Flailing toward retirement

A recent opinion piece in the NYT by Teresa Ghilarducci, professor of economics at the New School for Social Research, asserts most Americans who are approaching retirement are completely unprepared for it. Says Ghilarducci

Seventy-five percent of Americans nearing retirement age in 2010 had less than $30,000 in their retirement accounts. The specter of downward mobility in retirement is a looming reality for both middle- and higher-income workers. Almost half of middle-class workers, 49 percent, will be poor or near poor in retirement, living on a food budget of about $5 a day.

There are many, many people who are flailing toward retirement. With IRAs and annuities gutted just to put food on the table now, many will feel the need to work long past planned retirement just to break even later.

Does Ghilarducci offer a solution? Indeed she does:

First, figure out when you and your spouse will be laid off or be too sick to work. Second, figure out when you will die. Third, understand that you need to save 7 percent of every dollar you earn. (Didn’t start doing that when you were 25 and you are 55 now? Just save 30 percent of every dollar.) Fourth, earn at least 3 percent above inflation on your investments, every year. (Easy. Just find the best funds for the lowest price and have them optimally allocated.) Fifth, do not withdraw any funds when you lose your job, have a health problem, get divorced, buy a house or send a kid to college. Sixth, time your retirement account withdrawals so the last cent is spent the day you die.

Is it just me, or does this sound like it will not be so easy if a person is already at the age of 50? Saving 30% of every dollar for retirement?

Should be easy to lose weight since we will not have any money for groceries…

Click here to read the original article.

Marty Duren

Just a guy writing some things.

  • I’ve never been accused of being a planner or a forward thinker, but when the small business I worked in installed a SIMPLE plan about 15 years before I retired, I immediately started putting in the max for their matching funds. It wasn’t all that much, but it grew into a nice nest egg that’s been there for us.
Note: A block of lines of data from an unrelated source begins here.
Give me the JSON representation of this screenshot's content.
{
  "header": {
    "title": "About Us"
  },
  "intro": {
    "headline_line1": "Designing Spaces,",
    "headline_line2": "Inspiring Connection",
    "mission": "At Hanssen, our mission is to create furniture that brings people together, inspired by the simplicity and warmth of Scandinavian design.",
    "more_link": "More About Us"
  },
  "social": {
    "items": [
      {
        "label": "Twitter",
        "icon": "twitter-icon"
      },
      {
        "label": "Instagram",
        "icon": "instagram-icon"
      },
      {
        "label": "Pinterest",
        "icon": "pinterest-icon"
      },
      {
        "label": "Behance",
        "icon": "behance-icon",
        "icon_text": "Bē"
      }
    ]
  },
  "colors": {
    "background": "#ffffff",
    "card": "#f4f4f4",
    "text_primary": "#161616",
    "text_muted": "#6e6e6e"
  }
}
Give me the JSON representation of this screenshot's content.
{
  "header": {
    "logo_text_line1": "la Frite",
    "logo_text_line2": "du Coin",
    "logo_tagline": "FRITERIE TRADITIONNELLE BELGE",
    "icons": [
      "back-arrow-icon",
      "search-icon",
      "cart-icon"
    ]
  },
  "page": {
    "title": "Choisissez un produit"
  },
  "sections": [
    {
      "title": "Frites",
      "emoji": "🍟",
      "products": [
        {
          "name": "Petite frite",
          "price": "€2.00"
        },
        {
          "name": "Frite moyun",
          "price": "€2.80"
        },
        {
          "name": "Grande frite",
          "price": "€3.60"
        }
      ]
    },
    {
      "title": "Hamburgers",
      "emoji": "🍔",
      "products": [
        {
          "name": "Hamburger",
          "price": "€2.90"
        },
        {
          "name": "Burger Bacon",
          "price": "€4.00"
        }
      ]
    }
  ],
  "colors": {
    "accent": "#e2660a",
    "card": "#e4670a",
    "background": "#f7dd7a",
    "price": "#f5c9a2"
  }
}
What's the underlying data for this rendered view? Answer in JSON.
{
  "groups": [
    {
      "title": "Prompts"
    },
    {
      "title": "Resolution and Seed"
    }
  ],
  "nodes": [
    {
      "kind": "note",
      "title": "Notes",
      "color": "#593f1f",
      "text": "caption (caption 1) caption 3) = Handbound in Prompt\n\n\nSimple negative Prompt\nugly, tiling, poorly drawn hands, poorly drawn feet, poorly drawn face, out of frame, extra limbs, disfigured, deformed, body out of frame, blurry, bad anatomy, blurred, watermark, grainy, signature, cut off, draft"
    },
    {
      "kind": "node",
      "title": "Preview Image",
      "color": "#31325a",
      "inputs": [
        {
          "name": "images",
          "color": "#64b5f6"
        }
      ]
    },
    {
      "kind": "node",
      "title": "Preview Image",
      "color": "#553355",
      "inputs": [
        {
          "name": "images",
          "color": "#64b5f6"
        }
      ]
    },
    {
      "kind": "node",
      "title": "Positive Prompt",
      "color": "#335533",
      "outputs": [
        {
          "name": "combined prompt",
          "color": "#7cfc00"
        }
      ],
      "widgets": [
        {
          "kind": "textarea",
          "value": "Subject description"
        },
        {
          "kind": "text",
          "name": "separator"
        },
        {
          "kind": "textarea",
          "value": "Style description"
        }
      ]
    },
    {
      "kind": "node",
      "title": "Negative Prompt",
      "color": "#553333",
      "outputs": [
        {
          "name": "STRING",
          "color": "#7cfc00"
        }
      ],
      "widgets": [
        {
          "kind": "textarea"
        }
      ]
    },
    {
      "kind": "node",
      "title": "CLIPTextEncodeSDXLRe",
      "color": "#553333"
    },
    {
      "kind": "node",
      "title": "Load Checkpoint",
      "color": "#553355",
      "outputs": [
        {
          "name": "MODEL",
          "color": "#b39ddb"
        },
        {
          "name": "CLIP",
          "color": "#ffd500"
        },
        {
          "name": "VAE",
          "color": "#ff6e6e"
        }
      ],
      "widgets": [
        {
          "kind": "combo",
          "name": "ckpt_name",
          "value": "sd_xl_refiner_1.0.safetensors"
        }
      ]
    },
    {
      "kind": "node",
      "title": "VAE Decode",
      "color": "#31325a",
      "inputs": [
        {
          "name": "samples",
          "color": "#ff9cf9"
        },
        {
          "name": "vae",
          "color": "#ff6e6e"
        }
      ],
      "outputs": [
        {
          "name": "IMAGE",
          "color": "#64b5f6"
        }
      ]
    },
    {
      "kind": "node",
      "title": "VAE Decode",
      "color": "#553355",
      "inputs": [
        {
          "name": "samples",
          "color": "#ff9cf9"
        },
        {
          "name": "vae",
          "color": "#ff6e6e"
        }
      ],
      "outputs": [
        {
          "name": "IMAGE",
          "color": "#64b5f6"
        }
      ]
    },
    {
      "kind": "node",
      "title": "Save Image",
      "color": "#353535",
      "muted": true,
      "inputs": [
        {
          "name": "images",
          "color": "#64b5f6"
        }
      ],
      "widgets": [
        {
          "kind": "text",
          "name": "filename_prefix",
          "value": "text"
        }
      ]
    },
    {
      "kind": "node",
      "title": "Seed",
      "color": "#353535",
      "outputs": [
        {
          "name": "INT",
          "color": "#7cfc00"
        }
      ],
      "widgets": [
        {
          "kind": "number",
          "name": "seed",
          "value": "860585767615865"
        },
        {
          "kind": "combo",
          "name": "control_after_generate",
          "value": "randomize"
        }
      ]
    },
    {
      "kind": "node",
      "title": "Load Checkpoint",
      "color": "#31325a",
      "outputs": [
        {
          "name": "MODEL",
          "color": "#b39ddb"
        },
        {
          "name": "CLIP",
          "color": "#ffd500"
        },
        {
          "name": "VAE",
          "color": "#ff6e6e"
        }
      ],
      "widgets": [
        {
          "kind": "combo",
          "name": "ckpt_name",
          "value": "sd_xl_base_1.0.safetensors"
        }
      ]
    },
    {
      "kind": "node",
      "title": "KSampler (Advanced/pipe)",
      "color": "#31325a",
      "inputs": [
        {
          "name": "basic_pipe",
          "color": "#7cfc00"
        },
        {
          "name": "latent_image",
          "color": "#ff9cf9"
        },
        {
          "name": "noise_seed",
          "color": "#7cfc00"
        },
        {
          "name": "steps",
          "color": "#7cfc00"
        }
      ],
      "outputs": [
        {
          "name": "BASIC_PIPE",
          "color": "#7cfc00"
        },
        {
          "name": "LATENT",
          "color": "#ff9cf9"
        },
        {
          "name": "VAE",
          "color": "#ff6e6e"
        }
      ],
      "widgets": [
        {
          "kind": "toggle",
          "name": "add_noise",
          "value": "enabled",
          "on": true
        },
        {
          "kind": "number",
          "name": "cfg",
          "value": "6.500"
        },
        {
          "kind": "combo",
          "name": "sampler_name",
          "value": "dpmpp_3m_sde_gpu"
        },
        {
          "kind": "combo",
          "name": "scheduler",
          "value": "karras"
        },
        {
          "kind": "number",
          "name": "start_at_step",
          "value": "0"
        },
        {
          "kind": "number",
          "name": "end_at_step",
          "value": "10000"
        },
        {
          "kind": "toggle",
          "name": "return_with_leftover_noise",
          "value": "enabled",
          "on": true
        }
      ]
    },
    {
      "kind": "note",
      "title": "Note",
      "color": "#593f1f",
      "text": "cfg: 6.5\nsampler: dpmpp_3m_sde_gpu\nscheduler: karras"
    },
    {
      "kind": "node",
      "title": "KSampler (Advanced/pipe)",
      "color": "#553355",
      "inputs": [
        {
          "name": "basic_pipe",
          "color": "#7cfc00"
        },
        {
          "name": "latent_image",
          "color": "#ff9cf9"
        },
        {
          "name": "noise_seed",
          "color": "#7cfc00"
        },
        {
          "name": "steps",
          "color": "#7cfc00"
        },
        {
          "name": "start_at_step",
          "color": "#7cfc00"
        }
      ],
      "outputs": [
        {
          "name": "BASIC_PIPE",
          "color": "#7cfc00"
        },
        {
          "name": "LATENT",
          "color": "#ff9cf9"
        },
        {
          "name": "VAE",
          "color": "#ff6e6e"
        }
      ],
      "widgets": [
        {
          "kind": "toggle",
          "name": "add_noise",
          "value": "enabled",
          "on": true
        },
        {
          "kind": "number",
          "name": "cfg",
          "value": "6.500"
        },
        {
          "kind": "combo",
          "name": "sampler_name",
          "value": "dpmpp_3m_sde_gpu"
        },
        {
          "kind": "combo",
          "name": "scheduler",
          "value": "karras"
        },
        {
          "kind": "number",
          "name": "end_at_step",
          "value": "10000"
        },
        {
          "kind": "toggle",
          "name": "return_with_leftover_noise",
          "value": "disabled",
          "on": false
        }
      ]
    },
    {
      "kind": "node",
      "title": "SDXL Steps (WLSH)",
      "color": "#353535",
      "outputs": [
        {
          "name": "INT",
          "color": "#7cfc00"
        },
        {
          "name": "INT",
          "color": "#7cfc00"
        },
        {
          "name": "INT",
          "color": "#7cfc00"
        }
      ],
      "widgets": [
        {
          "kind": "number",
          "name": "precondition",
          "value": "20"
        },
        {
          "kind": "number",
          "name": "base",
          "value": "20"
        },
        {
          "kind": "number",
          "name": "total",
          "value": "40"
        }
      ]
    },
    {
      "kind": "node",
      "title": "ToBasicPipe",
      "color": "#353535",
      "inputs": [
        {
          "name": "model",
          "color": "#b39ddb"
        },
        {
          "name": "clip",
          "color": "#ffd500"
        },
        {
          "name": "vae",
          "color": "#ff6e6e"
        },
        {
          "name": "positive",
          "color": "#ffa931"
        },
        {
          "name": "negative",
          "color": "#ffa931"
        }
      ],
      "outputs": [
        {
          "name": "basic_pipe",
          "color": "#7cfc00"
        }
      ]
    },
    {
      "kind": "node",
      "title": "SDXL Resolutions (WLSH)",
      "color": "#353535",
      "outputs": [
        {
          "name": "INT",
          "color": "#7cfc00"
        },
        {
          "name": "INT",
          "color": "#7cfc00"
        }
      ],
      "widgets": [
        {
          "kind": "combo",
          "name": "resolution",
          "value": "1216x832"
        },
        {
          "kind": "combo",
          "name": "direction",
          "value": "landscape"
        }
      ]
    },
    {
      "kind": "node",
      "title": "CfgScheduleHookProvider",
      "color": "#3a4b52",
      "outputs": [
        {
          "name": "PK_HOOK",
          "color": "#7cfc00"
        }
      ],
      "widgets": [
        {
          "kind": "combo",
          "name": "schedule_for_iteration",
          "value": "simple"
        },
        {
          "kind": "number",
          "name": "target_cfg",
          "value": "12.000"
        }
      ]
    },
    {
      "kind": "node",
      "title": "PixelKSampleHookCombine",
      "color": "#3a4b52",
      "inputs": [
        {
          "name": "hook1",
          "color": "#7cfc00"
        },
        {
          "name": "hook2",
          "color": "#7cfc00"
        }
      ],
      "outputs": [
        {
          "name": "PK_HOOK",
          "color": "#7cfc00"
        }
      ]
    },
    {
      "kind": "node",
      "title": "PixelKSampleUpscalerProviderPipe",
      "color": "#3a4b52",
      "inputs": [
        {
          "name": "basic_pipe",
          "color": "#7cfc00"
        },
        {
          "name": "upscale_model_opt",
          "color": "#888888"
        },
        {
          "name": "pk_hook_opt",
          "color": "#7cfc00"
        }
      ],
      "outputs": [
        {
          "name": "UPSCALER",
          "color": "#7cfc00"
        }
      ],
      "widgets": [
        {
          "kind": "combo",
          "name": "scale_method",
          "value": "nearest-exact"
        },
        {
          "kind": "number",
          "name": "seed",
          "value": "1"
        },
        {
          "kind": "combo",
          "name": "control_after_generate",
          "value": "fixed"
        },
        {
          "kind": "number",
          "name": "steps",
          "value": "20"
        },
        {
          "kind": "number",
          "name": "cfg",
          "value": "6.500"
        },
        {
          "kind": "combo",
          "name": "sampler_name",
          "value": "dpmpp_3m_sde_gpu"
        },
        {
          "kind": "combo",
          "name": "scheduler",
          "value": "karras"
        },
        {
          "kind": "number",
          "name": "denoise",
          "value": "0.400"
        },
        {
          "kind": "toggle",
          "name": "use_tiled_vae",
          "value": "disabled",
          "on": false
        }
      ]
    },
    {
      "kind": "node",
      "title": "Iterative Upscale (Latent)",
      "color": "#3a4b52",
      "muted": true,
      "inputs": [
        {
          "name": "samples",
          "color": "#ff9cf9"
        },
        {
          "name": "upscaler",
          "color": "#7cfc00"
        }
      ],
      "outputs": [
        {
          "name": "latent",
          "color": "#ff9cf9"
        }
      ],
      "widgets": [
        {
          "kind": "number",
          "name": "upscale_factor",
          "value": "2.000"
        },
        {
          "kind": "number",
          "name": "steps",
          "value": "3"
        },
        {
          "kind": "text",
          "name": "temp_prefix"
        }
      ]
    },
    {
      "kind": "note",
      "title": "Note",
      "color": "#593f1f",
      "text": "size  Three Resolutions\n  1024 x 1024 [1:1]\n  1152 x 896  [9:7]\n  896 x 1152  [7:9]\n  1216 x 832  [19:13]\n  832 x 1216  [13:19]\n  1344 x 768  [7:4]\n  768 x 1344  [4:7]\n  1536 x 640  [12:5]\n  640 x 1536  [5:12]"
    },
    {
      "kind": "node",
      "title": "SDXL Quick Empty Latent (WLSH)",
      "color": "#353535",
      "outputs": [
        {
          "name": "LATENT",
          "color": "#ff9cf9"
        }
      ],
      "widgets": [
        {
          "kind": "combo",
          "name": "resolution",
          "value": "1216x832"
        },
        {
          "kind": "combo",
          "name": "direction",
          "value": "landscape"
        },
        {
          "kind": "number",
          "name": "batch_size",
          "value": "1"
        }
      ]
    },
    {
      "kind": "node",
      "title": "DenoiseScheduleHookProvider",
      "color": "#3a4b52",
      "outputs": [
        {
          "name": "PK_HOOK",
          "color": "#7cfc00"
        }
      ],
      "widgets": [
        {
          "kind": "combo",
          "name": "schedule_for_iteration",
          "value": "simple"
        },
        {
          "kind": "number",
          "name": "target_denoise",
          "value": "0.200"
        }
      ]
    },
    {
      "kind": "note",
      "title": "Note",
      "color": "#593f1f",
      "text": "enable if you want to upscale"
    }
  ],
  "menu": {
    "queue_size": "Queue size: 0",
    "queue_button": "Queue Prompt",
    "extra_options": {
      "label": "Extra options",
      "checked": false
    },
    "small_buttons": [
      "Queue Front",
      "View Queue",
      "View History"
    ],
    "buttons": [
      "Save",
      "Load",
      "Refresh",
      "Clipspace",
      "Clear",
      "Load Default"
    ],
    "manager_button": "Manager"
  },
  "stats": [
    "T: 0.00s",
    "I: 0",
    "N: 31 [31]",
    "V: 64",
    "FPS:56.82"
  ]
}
And, we’re basically living within Social Security, so the SIMPLE plan money is still there, as it’s in annuities which have thus far grown a little faster than our Required Minimum Distributions.

    I think the problem with a lot of folks is that they just don’t get around to starting anything of substance, and retirement sneaks up on them and they’re unprepared.

    • Marty Duren

      I agree. It’s awfully easy to allow expenses to always push out retirement planning.

  • Jeff Senkbeil

    Having attempted to be an amateur sociologist over the years, I have determined the biggest obstacle to retirement planning is over indulgence. People always seem to want the latest, greatest, newest item. Getting needs and wants out of sync and living outside your means guarantees that no funds will be available for retirement savings.

    7% won’t get it and neither will a net 3% return. You really need to be closer to 15% and a net of 5 or 6% over inflation. 15% of income from age 22 forward will guarantee that you will not have any financial issues in retirement. The other point not mentioned is that one of the greatest gifts you can give your children is the gift of a college education with neither of you incurring debt to do so. Due to the size of the average student loan payment these days, children are choosing college over retirement saving. While I don’t disagree as to the benefits of an education, these benefits are greatly decreased by the student loan repayments. Again, a hallmark of the conspicuous consumption that we live among.

    We need to get out of this short term mentality that permeates society and get into making smarter decisions and thinking more long term. There is a Christian allegory here but I’ll not raise it at this time.

    • Marty Duren

      Agreed on all points. Although, if a person gives 10% or so to church/ministry then saves 15% for retirement, then, assuming an average student, another 5% saving for college (and don’t forget weddings), seems a salary of 6 figures would have to be earned to make sure the family did not starve before college and marriage. Am I far off there?